Senator Alan Peter Cayetano on Monday lauded the Department of Education (DepEd) for providing entrepreneurial skills training to students and teachers, saying it is a step towards fulfilling K to 12’s objective of improving employment opportunities especially for the youth.
Cayetano made the remark as DepEd, now under the new leadership of former Senator Sonny Angara, committed to continuing the entrepreneurial programs it began last year in partnership with the Philippine Center for Entrepreneurship (PCE) from the private sector.
Cayetano emphasized the need to close the gap between livelihood opportunities and formal education in the country, a promise that the K to 12 curriculum has failed to fulfill.
“The main reason for the introduction of K to 12 was to better prepare students for higher education, and kung hindi mag-higher education, employable na and developed na ang middle level skills. Pero hindi nabigyan ng resources ang DepEd para magawa ito,” he said.
He also said giving students a chance to be mentored by veteran businessmen and entrepreneurs in the country provides young people with more viable career choices.
“I hope that in the end, no young person in Luzon, Visayas, and Mindanao will be told ‘beggars can’t be choosers.’ Mayroon na silang choice but we have to provide the knowledge not just from the textbooks and four corners of the classroom,” he said.

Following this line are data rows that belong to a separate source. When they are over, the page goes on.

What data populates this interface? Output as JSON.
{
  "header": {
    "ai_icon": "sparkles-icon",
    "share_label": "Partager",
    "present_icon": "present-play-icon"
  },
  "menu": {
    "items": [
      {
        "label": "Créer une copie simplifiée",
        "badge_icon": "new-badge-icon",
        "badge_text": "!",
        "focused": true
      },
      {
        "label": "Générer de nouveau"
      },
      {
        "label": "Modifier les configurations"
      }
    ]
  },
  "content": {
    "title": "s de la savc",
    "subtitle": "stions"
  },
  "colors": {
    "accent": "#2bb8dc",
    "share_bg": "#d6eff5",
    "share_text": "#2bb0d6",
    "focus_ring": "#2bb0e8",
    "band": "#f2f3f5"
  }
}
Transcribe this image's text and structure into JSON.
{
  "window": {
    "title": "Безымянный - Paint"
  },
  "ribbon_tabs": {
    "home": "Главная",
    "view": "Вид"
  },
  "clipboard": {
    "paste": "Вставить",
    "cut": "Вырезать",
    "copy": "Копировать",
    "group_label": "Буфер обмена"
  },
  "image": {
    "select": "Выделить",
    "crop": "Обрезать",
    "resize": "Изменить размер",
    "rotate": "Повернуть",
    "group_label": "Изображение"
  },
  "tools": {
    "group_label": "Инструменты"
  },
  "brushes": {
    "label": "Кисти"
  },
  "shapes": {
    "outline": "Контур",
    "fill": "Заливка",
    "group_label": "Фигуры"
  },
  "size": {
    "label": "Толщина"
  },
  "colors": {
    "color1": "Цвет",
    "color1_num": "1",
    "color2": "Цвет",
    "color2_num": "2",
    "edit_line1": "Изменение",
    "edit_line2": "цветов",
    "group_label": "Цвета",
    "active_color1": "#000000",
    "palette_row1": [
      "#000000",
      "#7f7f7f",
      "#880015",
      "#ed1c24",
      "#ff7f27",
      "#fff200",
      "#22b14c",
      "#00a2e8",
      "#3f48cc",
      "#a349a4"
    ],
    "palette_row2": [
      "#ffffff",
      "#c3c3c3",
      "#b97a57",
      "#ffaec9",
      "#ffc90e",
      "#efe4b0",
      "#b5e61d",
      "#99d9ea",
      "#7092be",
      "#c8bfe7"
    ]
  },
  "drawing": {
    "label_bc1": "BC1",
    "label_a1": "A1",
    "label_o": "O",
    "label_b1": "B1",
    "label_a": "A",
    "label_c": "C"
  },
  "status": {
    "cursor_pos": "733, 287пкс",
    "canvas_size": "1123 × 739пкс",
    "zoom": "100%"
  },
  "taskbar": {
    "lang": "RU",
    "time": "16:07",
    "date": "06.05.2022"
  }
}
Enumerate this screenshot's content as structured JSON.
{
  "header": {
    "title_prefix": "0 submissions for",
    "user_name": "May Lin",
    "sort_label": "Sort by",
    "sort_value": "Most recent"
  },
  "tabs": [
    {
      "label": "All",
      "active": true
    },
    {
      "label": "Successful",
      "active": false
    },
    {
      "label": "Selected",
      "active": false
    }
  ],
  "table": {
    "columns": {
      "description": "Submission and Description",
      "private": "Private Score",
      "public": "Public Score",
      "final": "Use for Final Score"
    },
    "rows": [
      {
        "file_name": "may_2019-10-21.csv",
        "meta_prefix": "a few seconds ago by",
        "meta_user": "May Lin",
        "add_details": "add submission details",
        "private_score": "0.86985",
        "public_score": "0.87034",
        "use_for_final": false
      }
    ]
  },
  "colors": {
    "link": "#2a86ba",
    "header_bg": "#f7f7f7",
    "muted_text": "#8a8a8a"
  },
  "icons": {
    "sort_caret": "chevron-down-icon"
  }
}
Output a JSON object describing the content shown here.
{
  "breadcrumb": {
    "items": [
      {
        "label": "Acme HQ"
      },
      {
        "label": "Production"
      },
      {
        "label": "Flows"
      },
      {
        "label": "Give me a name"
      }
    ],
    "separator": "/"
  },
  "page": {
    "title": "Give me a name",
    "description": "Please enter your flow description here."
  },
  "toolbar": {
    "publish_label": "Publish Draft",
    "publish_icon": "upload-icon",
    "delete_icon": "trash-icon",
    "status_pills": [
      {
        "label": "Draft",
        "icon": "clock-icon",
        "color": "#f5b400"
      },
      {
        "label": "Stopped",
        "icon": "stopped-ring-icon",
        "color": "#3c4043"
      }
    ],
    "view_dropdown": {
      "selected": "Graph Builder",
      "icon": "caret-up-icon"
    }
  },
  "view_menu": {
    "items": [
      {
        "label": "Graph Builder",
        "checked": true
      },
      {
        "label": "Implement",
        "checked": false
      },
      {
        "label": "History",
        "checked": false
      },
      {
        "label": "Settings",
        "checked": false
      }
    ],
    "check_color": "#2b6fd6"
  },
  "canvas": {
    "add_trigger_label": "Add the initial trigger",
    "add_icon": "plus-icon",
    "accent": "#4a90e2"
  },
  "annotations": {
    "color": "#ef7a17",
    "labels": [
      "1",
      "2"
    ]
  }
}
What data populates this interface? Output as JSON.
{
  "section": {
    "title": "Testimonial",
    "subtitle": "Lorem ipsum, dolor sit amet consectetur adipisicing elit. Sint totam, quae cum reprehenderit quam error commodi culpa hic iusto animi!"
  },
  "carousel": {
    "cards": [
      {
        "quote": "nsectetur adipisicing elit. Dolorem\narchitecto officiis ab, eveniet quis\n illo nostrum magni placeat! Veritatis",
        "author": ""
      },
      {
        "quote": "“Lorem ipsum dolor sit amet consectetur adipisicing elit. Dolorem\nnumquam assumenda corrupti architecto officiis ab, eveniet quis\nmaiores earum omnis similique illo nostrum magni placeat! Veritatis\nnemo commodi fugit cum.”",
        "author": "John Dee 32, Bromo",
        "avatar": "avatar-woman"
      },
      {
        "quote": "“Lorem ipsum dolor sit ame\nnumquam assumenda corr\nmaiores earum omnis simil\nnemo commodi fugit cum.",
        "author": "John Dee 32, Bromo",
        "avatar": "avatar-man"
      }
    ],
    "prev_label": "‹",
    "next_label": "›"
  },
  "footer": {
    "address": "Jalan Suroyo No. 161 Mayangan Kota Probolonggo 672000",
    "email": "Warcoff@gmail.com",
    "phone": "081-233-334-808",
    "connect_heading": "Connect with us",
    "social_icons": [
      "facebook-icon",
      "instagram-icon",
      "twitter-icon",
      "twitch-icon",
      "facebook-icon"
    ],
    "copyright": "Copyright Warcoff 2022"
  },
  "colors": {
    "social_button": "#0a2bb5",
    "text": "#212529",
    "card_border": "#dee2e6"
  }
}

Cayetano, who heads the Senate Committee on Trade, Commerce, and Entrepreneurship, noted that MSMEs (micro, small, and medium enterprises) have long been major contributors to job creation, with almost 63 percent of the country’s total employment generated by MSMEs in 2020.
“The development of local and small businesses creates employment opportunities outside the Metro and promotes genuine inclusive growth by spreading development across the regions,” he said.
Cayetano has consistently pushed for measures that aim to boost MSMEs in the country by providing them with both financial and technical resources, like the proposed Puhunan Tungo sa Kaunlaran (PTK) Act.
“In many countries that have exhibited exceptional economic growth in recent years, MSMEs are a big part of their economic success,” he said.
Last month, Cayetano, who also co-chairs the Second Congressional Commission on Education II (EDCOM 2), co-authored a resolution calling for the creation of a Cabinet Cluster for education that will craft and oversee a quality national education plan that satisfies the needs of the labor market.
In the resolution, he pushed for the inclusion of the Department of Labor and Employment (DOLE) and the Department of Budget and Management to ensure sustained operational funding and alignment with workforce development goals.
EDCOM 2’s proposal was heeded by President Ferdinand Marcos Jr. on Monday after a sectoral meeting in Malacañang, recognizing the need for a “system-wide national integrated education and workforce development strategy that starts from early childhood education to basic education, senior high school, and so on.”
According to Palace press briefer Daphne Oseña-Paez, Marcos has directed the concerned agencies to devise the national plan, ensuring that “education issues are tackled as a whole system rather than in multi-agency silos.”